Während in der Druckindustrie um mehr Lohn und Gehalt verhandelt wird, steigen einzelne Arbeitgeber aus der Tarifbindung aus. Viele Beschäftigte machen jetzt Gegendruck. Fünf Prozent mehr Lohn und Gehalt – das ist die Hauptforderung von ver.di für die 134.000 Beschäftigten. Die Forderung ist gut begründet, denn 2018 und 2019 sollen in Deutschland die Kosten für die Lebenshaltung um jeweils zwei Prozent steigen, die Wirtschaft um jeweils 1,8 Prozent wachsen.

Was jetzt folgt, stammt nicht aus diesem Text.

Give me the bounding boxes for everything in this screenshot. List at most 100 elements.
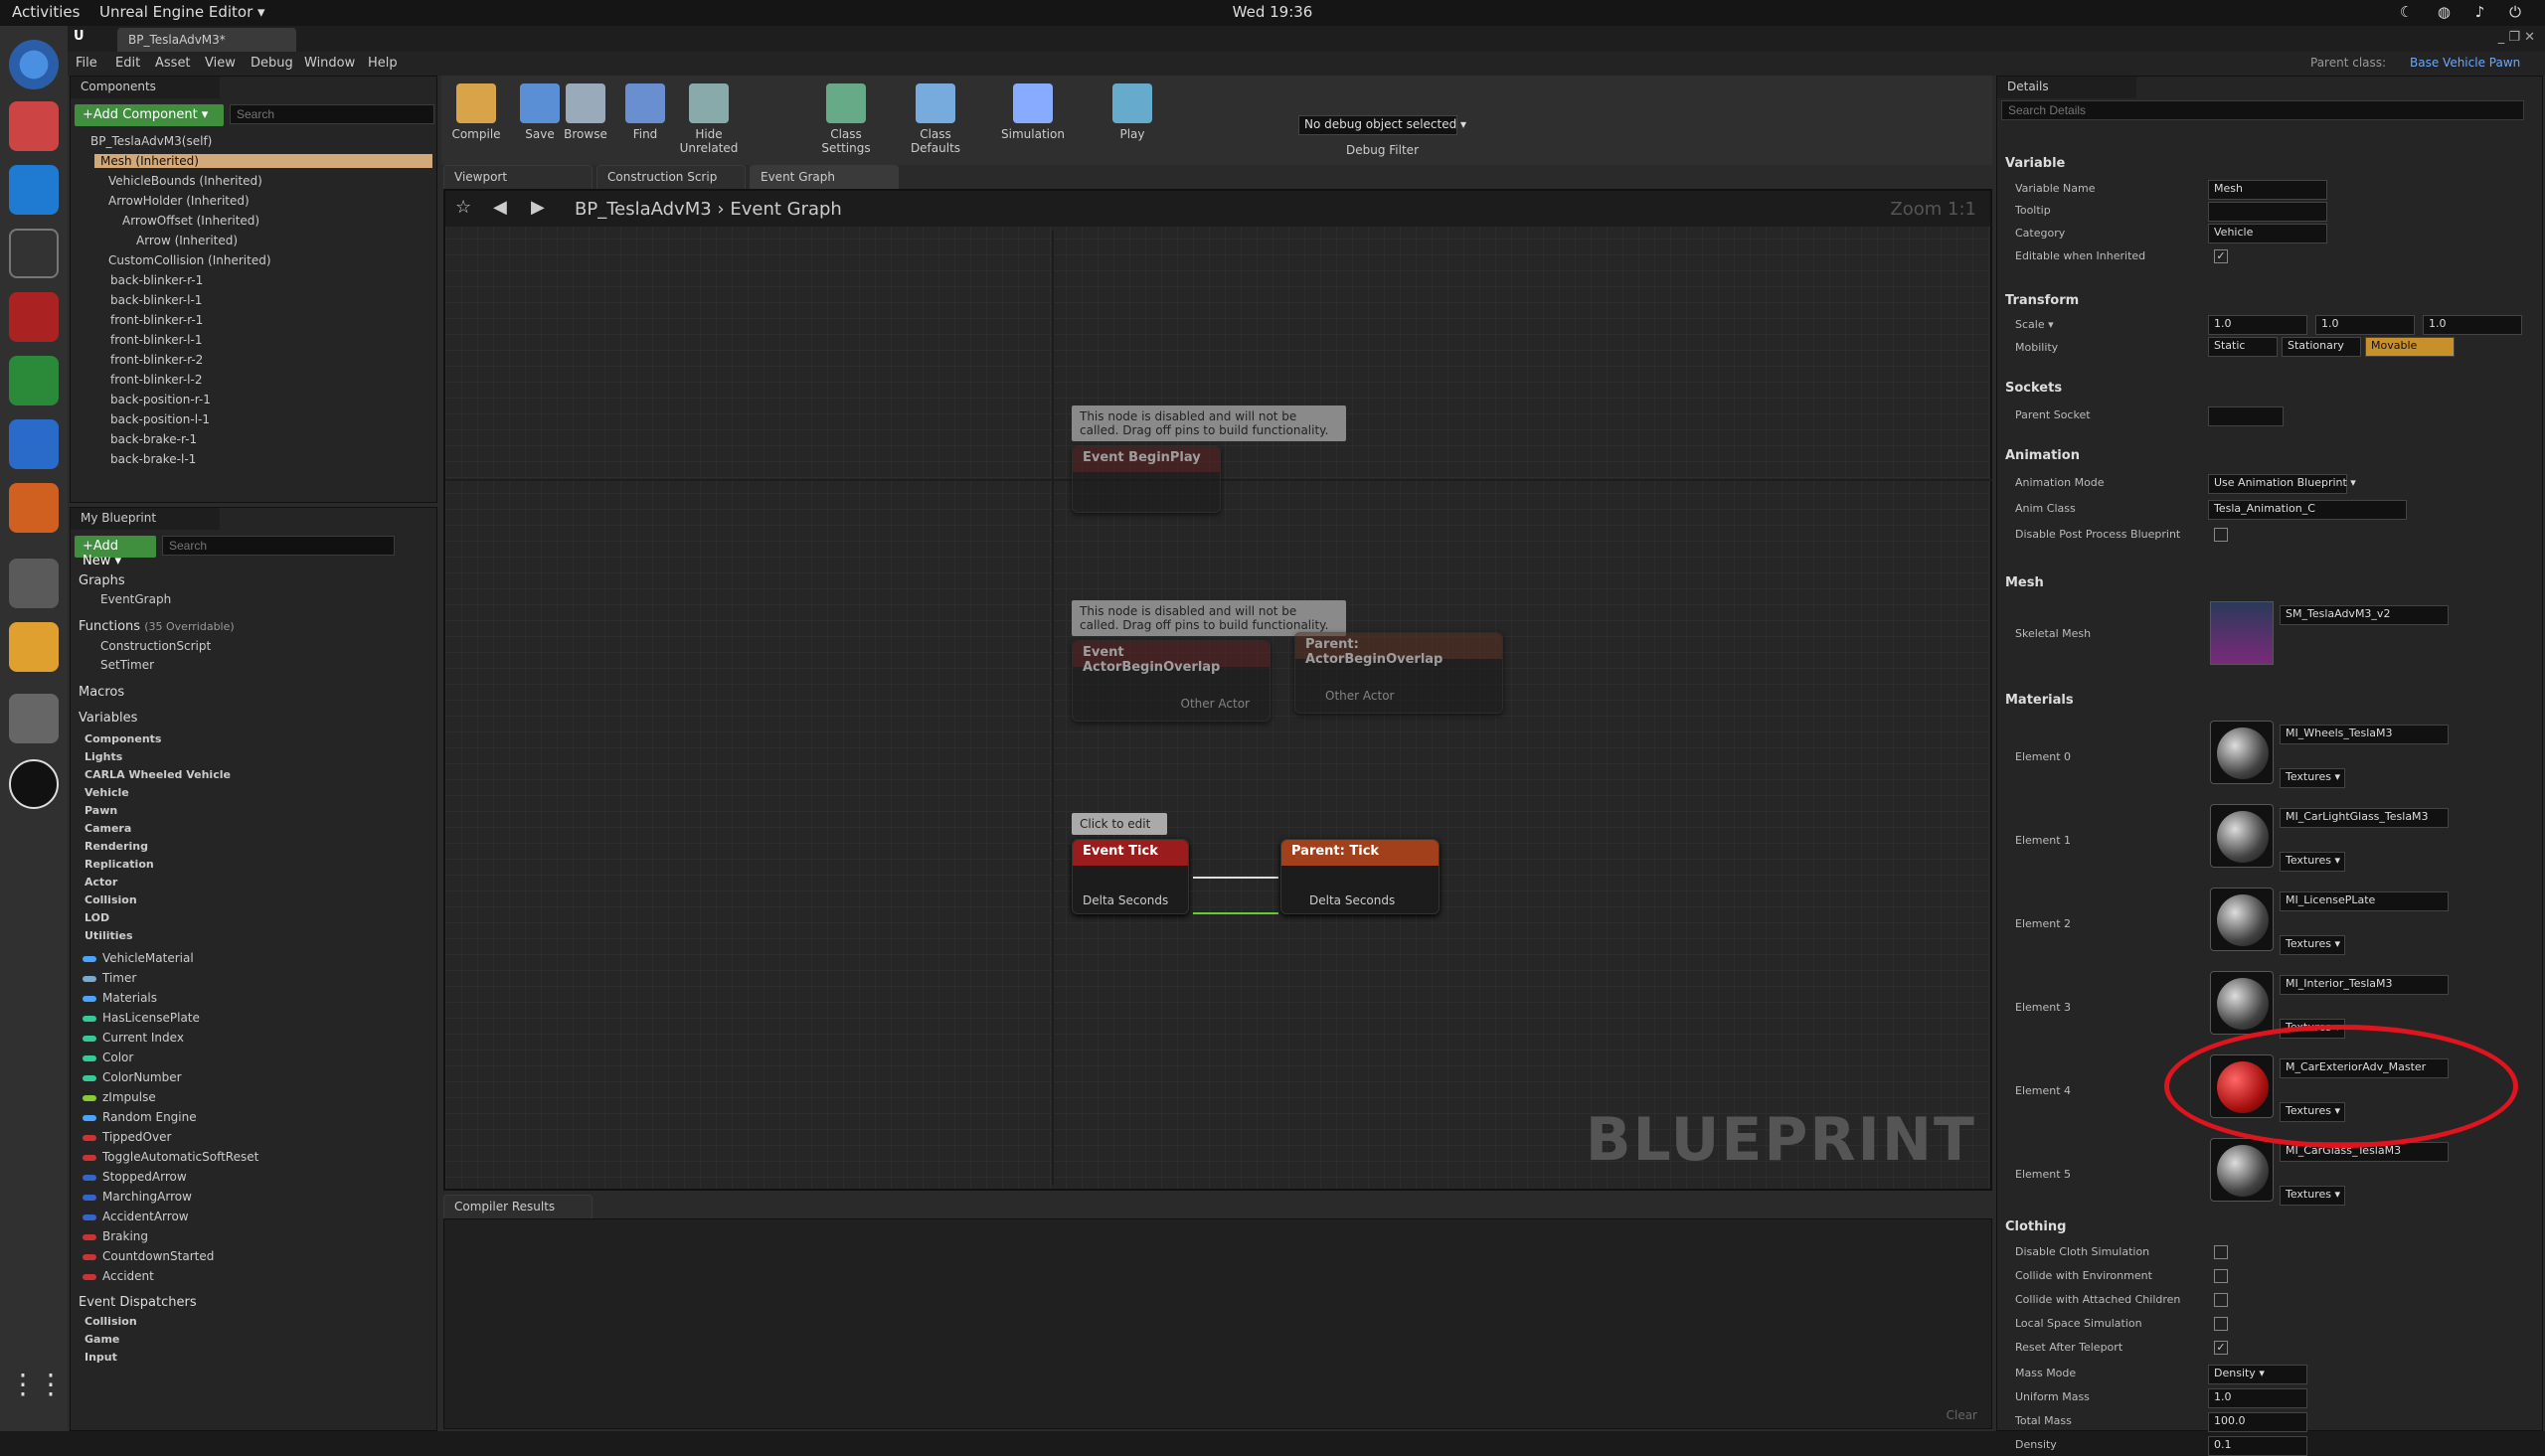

Der Bundesverband Druck und Medien (bvdm) als Arbeitgeberverband will hingegen den Tarifschutz für Jüngere streichen und bietet bislang Entgelte an, die einen Nettolohnverlust bedeuten würden. Die Regelungen zum Gesundheitsschutz und zur Maschinenbesetzung in den Anhängen zum Manteltarifvertrag will er gar nicht mehr in Kraft setzen.

Auch die fünfte Verhandlungsrunde am 22. November endete ohne Ergebnisse. Der Geduldsfaden in den Betrieben war überstrapaziert: Am gleichen Tag streikten unter anderem die Beschäftigten vom Verlagshaus Axel Springer in Ahrensburg bei Hamburg sowie die Früh- und Spätschicht der Druckvorstufe der Rhein-Neckar-Zeitung für die ver.di-Tarifforderungen. „Wir werden auf anderem Wege die Wiederherstellung von Tarifschutz und angemessenen Lohnerhöhungen organisieren“, erklärte ver.di-Verhandlungsführer Frank Werneke. In einem ersten Schritt werden nun Landesverbände der Druckarbeitgeber aufgefordert, in Gespräche mit der Gewerkschaft einzutreten.

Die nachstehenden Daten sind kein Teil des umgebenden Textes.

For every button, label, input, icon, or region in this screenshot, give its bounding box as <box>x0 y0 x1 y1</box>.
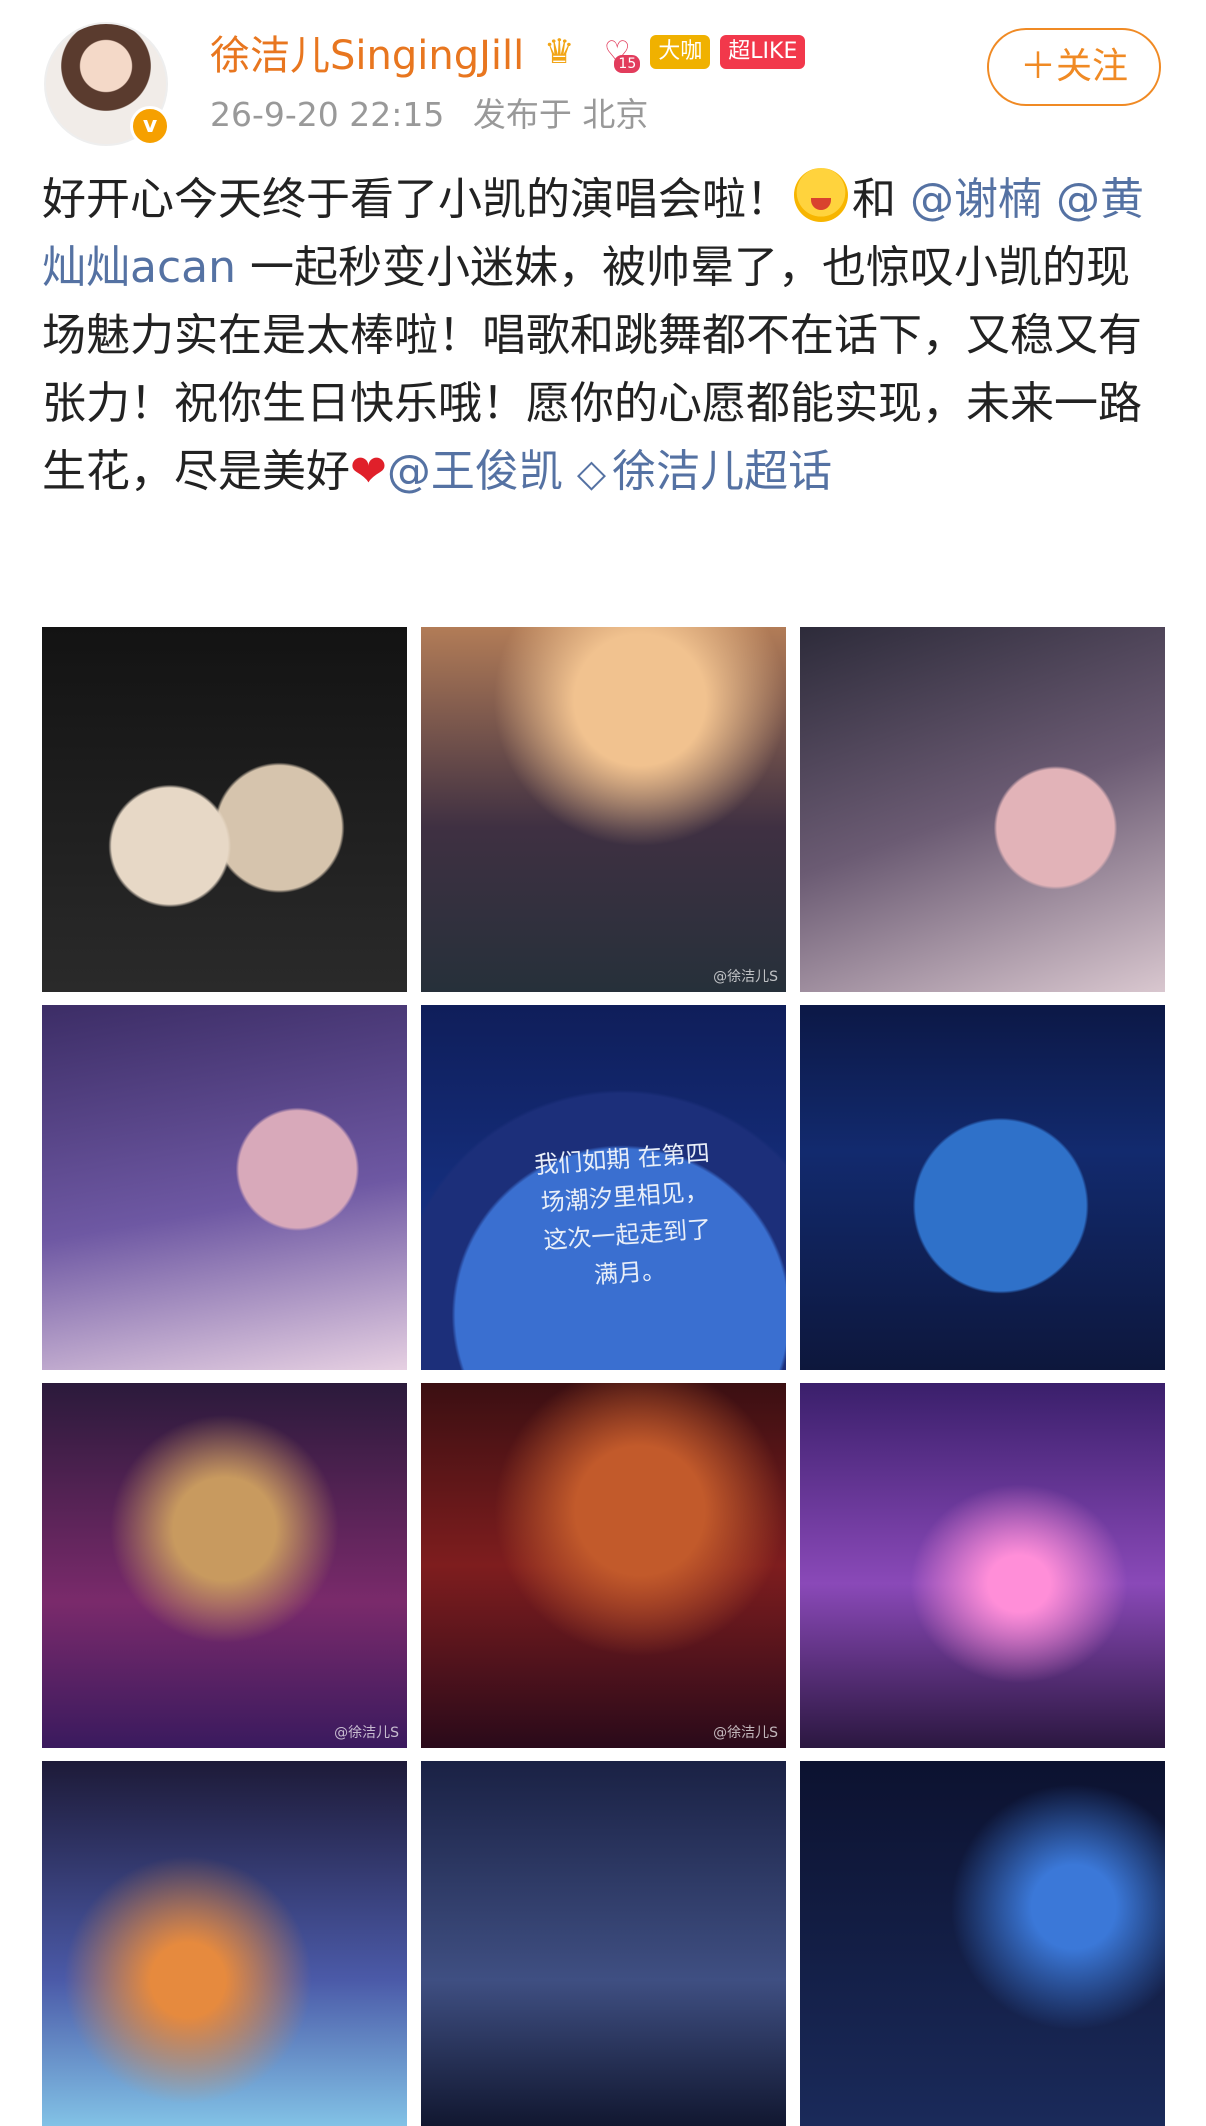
username[interactable]: 徐洁儿SingingJill <box>210 23 524 81</box>
photo-thumbnail[interactable] <box>42 1005 407 1370</box>
photo-thumbnail[interactable] <box>800 1761 1165 2126</box>
photo-thumbnail[interactable]: @徐洁儿S <box>42 1383 407 1748</box>
avatar-container[interactable]: v <box>44 22 170 146</box>
mention-link[interactable]: @谢楠 <box>910 174 1042 225</box>
name-row: 徐洁儿SingingJill ♛ ♡ 15 大咖 超LIKE <box>210 23 806 81</box>
photo-thumbnail[interactable] <box>800 627 1165 992</box>
photo-thumbnail[interactable] <box>800 1005 1165 1370</box>
vip-badge[interactable]: 大咖 <box>650 35 711 69</box>
red-heart-emoji-icon: ❤ <box>350 446 387 497</box>
fan-level-icon[interactable]: ♡ 15 <box>594 31 641 73</box>
kiss-face-emoji-icon <box>794 168 848 222</box>
super-topic-label: 徐洁儿超话 <box>612 446 833 497</box>
photo-thumbnail[interactable] <box>800 1383 1165 1748</box>
post-meta: 26-9-20 22:15 发布于 北京 <box>210 88 648 136</box>
photo-thumbnail[interactable] <box>42 627 407 992</box>
photo-watermark: @徐洁儿S <box>713 969 778 985</box>
diamond-topic-icon: ◇ <box>576 451 607 495</box>
fan-level-number: 15 <box>614 55 641 73</box>
weibo-post: v 徐洁儿SingingJill ♛ ♡ 15 大咖 超LIKE 26-9-20 … <box>0 0 1206 2126</box>
photo-watermark: @徐洁儿S <box>334 1725 399 1741</box>
super-topic-link[interactable]: ◇ 徐洁儿超话 <box>577 446 832 497</box>
text-segment: 好开心今天终于看了小凯的演唱会啦！ <box>42 174 790 225</box>
post-timestamp: 26-9-20 22:15 <box>210 95 445 134</box>
photo-thumbnail[interactable] <box>42 1761 407 2126</box>
post-text: 好开心今天终于看了小凯的演唱会啦！和 @谢楠 @黄灿灿acan 一起秒变小迷妹，… <box>42 166 1168 507</box>
text-segment: 和 <box>852 174 896 225</box>
photo-thumbnail[interactable] <box>421 1761 786 2126</box>
photo-thumbnail[interactable]: @徐洁儿S <box>421 627 786 992</box>
crown-icon[interactable]: ♛ <box>534 31 584 73</box>
verified-badge-icon: v <box>130 106 170 146</box>
photo-caption: 我们如期 在第四场潮汐里相见， 这次一起走到了满月。 <box>533 1139 713 1290</box>
photo-watermark: @徐洁儿S <box>713 1725 778 1741</box>
photo-thumbnail[interactable]: 我们如期 在第四场潮汐里相见， 这次一起走到了满月。 <box>421 1005 786 1370</box>
photo-thumbnail[interactable]: @徐洁儿S <box>421 1383 786 1748</box>
post-location: 发布于 北京 <box>472 95 649 134</box>
super-like-badge[interactable]: 超LIKE <box>720 35 806 69</box>
follow-button[interactable]: ＋关注 <box>987 28 1161 106</box>
mention-link[interactable]: @王俊凯 <box>387 446 563 497</box>
photo-grid: @徐洁儿S 我们如期 在第四场潮汐里相见， 这次一起走到了满月。 @徐洁儿S @… <box>42 627 1165 2126</box>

Parallel steigen traditionsreiche Druckereien aus der Tarifbindung aus: So hatte Ende Oktober die Geschäftsleitung der Frankfurter Societäts-Druckerei, einer der größten Betriebe Europas für Rollen-Offsetdruck, mitgeteilt, dass sie mit sofortiger Wirkung und „mit Zustimmung der entsprechenden Gremien des Verbands Druck und Medien Hessen“ in eine Mitgliedschaft „ohne Tarifbindung“ (OT) wechsle. Auf Tarifflucht ging zeitgleich auch die Druckhaus Ulm-Oberschwaben GmbH; ein paar Wochen früher hatte sich die Druckerei der Augsburger Allgemeinen auf gleiche Weise verabschiedet.

Derartige „Blitzwechsel“ während einer von Streiks begleiteten Tarifrunde sind offenbar Teil eines bundesweit koordinierten Vorgehens der Zeitungsdruckereien. Durch die Möglichkeit der OT-Mitgliedschaft leisten die Arbeitgeberverbände der Tarifflucht geradezu Vorschub: „Hier ist die Politik aufgefordert, der weiteren Erosion tariflich geregelter Arbeitsverhältnisse auch gesetzlich einen Riegel vorzuschieben“, betont Frank Werneke.

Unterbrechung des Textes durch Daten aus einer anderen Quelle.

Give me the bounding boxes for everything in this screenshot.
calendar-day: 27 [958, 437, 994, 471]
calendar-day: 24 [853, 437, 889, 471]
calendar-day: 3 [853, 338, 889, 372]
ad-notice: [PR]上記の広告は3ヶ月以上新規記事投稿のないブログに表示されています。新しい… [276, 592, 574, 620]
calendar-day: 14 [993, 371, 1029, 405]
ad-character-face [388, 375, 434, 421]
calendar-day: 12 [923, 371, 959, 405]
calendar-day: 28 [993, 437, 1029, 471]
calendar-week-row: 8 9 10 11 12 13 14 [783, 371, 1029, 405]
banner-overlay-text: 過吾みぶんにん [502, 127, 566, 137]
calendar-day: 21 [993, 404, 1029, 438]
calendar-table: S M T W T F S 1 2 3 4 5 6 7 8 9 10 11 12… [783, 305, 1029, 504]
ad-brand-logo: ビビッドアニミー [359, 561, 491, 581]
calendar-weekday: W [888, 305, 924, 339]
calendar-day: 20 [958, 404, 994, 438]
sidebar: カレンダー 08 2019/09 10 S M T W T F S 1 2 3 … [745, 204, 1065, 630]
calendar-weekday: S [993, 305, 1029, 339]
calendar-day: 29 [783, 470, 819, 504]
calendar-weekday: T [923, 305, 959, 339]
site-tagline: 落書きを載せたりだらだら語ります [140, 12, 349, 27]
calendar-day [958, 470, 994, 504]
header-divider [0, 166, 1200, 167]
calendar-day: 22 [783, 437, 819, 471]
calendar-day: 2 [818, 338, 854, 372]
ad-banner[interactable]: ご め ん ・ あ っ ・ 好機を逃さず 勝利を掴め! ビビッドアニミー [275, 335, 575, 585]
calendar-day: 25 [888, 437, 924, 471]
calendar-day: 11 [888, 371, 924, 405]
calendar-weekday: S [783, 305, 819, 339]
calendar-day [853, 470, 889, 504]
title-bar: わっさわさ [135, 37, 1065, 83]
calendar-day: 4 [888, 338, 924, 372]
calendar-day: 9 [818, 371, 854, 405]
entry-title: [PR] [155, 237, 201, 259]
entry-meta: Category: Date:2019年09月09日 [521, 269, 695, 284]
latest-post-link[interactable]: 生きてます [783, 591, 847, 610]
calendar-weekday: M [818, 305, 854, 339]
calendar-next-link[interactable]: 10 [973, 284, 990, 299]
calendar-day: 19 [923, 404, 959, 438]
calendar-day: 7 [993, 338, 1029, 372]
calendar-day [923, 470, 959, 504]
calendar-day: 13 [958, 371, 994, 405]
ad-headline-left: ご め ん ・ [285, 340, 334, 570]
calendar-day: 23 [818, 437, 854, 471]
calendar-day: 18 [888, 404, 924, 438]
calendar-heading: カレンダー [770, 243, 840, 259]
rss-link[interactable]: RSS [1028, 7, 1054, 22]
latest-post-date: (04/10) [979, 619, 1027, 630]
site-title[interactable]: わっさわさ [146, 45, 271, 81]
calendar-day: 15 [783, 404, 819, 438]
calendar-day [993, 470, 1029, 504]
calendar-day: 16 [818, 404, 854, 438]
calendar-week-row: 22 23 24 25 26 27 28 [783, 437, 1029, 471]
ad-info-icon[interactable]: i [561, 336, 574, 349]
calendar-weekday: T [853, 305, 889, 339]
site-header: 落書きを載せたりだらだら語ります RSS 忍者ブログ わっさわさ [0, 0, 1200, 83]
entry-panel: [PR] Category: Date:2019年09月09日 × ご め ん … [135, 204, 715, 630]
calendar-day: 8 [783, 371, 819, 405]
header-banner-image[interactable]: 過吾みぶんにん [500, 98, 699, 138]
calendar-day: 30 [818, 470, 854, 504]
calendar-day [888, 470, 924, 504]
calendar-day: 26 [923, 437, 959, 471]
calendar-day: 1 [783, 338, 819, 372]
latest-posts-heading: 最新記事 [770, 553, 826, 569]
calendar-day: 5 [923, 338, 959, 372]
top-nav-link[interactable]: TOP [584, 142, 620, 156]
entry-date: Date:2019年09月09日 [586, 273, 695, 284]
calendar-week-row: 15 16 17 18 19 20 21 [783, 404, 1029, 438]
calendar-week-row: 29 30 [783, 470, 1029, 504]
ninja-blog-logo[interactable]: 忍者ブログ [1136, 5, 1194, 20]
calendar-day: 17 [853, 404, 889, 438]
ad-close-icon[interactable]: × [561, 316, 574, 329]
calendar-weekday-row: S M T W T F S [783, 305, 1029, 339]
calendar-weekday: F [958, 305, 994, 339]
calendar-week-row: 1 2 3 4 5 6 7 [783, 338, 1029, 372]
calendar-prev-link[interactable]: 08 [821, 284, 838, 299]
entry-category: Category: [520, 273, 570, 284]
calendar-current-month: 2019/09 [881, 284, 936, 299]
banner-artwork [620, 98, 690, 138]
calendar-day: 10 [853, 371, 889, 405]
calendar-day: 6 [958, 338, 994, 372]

Aus für Druckerei der Leipziger Volkszeitung

Anderswo wird gleich die Schließung angekündigt, wie zum Beispiel bei der Verlagsgesellschaft Madsack. Hier feiern, dort feuern scheint das Motto der Mediengruppe aus Hannover zu sein. Nur wenige Monate nachdem der Mega-Verlag sein 125-jähriges Bestehen mit großem Tamtam gefeiert hatte, kündigte er die Schließung der Druckerei der Leipziger Volkszeitung (LVZ) zu Ende 2019 an – damit verlieren 260 Menschen ihre Arbeit (siehe auch „Mein Arbeitsplatz“ auf Seite 6). Ab 2020 soll die Zeitung in einer nicht tarifgebundenen Druckerei in Halle/Saale hergestellt werden.

Madsack gehört mit einem jährlichen Umsatz von rund 650 Millionen Euro zu den fünf größten Zeitungsverlagen Deutschlands. Von den bisher satten Gewinnen profitierte auch die Sozialdemokratische Partei (SPD), die über ihre Medienholding DDVG mit 23,1 Prozent an Madsack beteiligt ist. Um die Mitverantwortung will man sich in der Partei aber am liebsten herumdrücken: „Wir haben eine Minderheitsbeteiligung, können also nichts entscheiden“, heißt es offiziell. Sollte eine Schließung unvermeidbar sein, will sich zumindest die SPD Sachsen „für eine möglichst sozialverträgliche Lösung für die Beschäftigten“ (Beschluss der SPD Sachsen) einsetzen.

„Wir haben lange genug verzichtet, um Arbeitsplätze zu sichern. Wenn Madsack den Laden wirklich dicht macht, fordern wir einen Ausgleich für unsere langjährige gute Arbeit“, kündigt der stellvertretende Betriebsratsvorsitzende Jörg Tischler an. Für einen fairen Sozialplan legte die Belegschaft am Abend des 1. Dezembers die Arbeit nieder und demonstrierte vor dem Betriebstor. Der Druck auf die Arbeitgeberseite zeigt zumindest beim Abschluss des Haustarifvertrages schon Wirkung: Es gibt fünf Prozent mehr Lohn ab 1. Januar 2019 und im Februar eine Einmalzahlung von 200 Euro. Nun geht es um die Zukunft der 260 Beschäftigten ab 2020.